Comment by Straw
This post mischaracterizes AlphaZero/MuZero.
AlphaZero/MuZero are not model based, and aren't on policy either. They train at a significantly higher temperature, and thus intentional suboptimal play, than they use when playing to win. LeelaChessZero has further improvements to reduce the bias on training on suboptimal play.
There's a well known tradeoff in TD learning based on how many steps ahead you look- 1-step TD converges off policy, but can give you total nonsense/high bias when your Q function isn't trained. Many-step can't give you nonsense because it scores based on the real result, but that real result came from suboptimal play so your own off-policyness biases the results, plus it's higher variance. It's not hard to adjust between these two in AlphaZero training as you progress to minimize overall bias/variance. (As in, AlphaZero can easily do this- I'm not saying the tuning of the schedule of how to do it is easy!)

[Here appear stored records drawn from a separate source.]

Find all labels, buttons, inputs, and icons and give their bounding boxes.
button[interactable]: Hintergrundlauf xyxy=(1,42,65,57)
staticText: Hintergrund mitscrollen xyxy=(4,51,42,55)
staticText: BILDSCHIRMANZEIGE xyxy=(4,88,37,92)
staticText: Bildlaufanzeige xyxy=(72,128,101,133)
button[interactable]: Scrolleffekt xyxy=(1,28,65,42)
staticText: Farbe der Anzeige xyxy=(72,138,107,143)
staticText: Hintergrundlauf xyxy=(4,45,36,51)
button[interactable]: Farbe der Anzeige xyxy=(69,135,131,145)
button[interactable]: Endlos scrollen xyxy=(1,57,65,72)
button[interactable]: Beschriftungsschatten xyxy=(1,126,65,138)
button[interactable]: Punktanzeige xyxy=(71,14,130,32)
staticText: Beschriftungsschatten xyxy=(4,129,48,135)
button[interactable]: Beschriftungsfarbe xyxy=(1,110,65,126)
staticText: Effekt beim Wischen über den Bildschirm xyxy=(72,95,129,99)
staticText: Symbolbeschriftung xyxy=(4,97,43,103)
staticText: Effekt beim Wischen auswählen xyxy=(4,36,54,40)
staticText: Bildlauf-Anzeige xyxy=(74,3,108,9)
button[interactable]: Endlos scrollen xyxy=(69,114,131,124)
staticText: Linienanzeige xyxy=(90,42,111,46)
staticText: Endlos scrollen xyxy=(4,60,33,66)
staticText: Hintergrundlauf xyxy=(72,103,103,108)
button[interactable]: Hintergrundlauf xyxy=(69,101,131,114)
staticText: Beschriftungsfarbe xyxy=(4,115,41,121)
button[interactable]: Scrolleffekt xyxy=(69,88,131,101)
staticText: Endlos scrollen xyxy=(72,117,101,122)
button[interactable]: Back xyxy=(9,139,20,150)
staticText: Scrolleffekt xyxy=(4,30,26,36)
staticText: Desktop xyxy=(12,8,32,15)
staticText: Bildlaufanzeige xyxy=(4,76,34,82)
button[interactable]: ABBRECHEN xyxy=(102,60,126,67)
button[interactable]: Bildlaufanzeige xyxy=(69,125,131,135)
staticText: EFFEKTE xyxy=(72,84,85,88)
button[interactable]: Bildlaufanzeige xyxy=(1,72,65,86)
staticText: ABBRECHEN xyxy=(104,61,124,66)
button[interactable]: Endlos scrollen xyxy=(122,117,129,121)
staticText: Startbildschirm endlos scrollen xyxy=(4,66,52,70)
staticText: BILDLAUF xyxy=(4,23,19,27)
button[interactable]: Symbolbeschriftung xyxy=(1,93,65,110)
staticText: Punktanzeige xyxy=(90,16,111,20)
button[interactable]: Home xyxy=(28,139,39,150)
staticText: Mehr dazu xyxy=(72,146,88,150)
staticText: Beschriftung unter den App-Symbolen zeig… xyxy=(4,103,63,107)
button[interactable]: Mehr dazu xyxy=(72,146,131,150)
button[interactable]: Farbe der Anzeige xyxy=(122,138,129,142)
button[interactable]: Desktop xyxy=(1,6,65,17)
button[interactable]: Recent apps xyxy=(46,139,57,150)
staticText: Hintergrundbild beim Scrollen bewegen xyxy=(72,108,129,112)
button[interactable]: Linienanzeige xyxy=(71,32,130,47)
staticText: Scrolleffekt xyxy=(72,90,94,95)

It is the weekend, so let’s anthropomorphize.
The idea of sub-optimal play to increase learning is interesting. We can notice the human social phenomenon of being annoyed at players who play games “too mechanically” or boringly, and admiration of players (even in an overly studied game like chess) with an “intuitive” style.
I wonder how AI training strategies would change if the number of games they were allowed to play was fairly limited, to the handful of thousands of matches of a game that a person might play over the course of their lives. And perhaps if their “rank” was evaluated over the course of their training, like it is for humans.